Ovviamente l’aumento dei costi sarebbe significativo. Per questo, l’Europa sta pensando di inserire il gas nella tassonomia europea, la classificazione che fornisce agli investitori informazioni su quali attività economiche sono considerate sostenibili. Così facendo innumerevoli investimenti sull’energia rinnovabile di cui l’Italia ha bisogno andrebbero invece destinati ad una fonte fossile che rappresenta oggi la principale fonte di emissioni di gas serra derivanti dalla produzione di energia in Europa.

“È arrivato il momento di intaccare i sussidi ai combustibili fossili, perché altrimenti ci troviamo al paradosso di andare a toccare chi ha investito nelle rinnovabili, senza intaccare invece il mondo dei fossili che è quello che ci ha portato al disastro in cui ci troviamo. I sussidi alle fossili sono oltre i 10 miliardi di euro all’anno e devono essere urgentemente rivisti”, commenta Paolo Rocco Viscontini di Italia Solare.

“La proposta di riaprire i giacimenti nazionali è antistorica, miope e certamente non influirà sul prezzo delle bollette – sostiene l’associazione -. Il prezzo del gas in Europa si forma all’hub olandese ed è ormai condizionato dal prezzo asiatico. Il gas estratto in Italia sarebbe una goccia nel mare che automaticamente entrerebbe nel mercato e assumerebbe un valore uguale al resto del gas movimentato (centinaia di miliardi di mc/anno). Abbiamo molti dubbi che la vendita del gas nazionale si svincoli completamente dalle logiche dei prezzi di mercato internazionali a cui siamo indissolubilmente legati. Senza contare che i tempi necessari per riattivare i giacimenti sono molto lunghi, mentre molti GW di rinnovabili, fotovoltaico in testa, possono essere messi in campo in poche settimane o mesi.

“È il momento di guardare alle soluzioni concrete ed efficaci già presenti nel nostro Paese, senza andare a cercare tecnologie, come il nucleare, o soluzioni francamente inaccettabili per le tempistiche e i risvolti ambientali ed economici che hanno”, conclude il Presidente di Italia Solare.

Nel frattempo, è stata approvata in Consiglio dei ministri del 21 gennaio 2021 la bozza del Decreto Legge Sostegni che introduce nuovi sostegni alle attività maggiormente colpite dall’emergenza Covid e ristori per contrastare l’aumento del costo della bolletta energetica per le imprese.

Tra le misure che incidono particolarmente sulle energie green, quella dedicata agli  “extraprofitti” delle rinnovabili, per la quale gli operatori dell’energia dovranno restituire gli extraprofitti da rinnovabili, vincolando gli operatori che stanno producendo energia a restituirli guardando alla vendita dell’energia rispetto a un prezzo “equo” ante-crisi.

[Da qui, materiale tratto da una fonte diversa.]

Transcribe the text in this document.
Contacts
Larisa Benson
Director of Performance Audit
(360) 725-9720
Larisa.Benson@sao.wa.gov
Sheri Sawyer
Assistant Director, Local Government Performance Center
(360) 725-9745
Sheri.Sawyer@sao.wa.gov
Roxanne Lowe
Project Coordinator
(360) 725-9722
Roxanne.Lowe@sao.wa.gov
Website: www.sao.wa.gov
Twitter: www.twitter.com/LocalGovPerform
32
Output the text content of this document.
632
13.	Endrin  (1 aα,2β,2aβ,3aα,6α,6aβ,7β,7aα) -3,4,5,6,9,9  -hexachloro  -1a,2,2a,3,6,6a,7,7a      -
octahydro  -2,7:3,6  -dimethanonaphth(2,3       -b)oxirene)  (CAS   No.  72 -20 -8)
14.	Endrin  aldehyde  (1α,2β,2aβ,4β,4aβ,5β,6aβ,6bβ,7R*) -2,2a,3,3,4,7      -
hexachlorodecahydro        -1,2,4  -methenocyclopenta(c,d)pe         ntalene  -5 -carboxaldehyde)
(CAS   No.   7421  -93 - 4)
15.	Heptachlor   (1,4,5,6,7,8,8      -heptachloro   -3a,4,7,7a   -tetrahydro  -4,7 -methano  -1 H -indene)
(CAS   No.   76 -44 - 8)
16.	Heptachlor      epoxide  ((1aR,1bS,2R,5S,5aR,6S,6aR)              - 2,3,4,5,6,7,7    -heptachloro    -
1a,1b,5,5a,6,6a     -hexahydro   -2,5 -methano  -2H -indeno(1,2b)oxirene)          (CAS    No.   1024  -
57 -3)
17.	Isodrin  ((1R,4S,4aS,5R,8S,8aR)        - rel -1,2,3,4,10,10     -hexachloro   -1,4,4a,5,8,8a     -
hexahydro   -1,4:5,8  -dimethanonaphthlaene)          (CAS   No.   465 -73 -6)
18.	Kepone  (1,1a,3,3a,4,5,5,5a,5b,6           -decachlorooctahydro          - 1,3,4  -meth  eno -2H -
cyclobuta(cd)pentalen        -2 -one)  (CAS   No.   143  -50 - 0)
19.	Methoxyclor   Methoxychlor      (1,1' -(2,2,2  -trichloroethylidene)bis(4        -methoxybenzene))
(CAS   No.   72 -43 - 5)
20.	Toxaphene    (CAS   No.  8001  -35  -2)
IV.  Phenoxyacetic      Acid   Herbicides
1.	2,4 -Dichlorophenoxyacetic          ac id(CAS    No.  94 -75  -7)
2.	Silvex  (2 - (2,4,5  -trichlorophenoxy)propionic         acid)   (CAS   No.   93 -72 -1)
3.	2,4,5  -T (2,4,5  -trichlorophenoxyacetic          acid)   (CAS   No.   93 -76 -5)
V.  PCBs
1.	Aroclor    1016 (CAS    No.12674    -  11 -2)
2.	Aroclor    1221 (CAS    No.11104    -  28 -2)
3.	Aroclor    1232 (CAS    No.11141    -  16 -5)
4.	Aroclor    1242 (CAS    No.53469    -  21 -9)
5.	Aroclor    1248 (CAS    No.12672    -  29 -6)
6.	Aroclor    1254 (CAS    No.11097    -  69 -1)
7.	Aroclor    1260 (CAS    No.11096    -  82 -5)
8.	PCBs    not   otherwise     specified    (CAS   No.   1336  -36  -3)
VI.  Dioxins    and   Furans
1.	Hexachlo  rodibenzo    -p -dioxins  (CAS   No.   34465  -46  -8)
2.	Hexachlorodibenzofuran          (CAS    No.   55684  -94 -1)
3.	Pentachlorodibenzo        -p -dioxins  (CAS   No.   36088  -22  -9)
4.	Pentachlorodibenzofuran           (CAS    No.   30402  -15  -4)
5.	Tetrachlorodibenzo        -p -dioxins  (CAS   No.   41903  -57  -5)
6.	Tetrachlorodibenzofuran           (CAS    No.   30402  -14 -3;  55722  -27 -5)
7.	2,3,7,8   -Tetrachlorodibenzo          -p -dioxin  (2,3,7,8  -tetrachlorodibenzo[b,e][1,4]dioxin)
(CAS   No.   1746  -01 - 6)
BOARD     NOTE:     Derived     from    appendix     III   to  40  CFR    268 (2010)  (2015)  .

«Si tratta di una scelta precisa: penalizzare le rinnovabili per favorire le fossili. – ribadisce il Coordinamento FREE commentando la bozza del Decreto Ristori Ter– Non si fa menzione nel decreto, infatti, né degli extra profitti dei produttori di energia elettrica che utilizzano il gas per i quali, avendo contratti di approvvigionamento a lungo termine tuttora in vigore,  esistono precisi criteri di indicizzazione, è possibile calcolare con precisione l’extraprofitto, né dei produttori di gas che sono i veri beneficiari di questa esplosone del prezzo di mercato. Oltre a ciò si effettua un “intervento sui SAD” che in realtà è un “non intervento” visto che riguarda 100 milioni di euro su 18 miliardi e ancora una volta non c’è nulla per collegare gli sconti previsti per gli energivori a interventi efficaci per promuovere l’efficienza energetica. In queste ore ci arrivano segnalazioni circa il fatto che gli istituti finanziari stanno bloccando le linee di finanziamento agli impianti in grid parity perché il quadro generale del decreto che è assai confuso, per come è scritto, e rischia di far pagare due volte alcuni soggetti e non garantisce il quadro di stabilità necessaria allo sviluppo delle rinnovabili».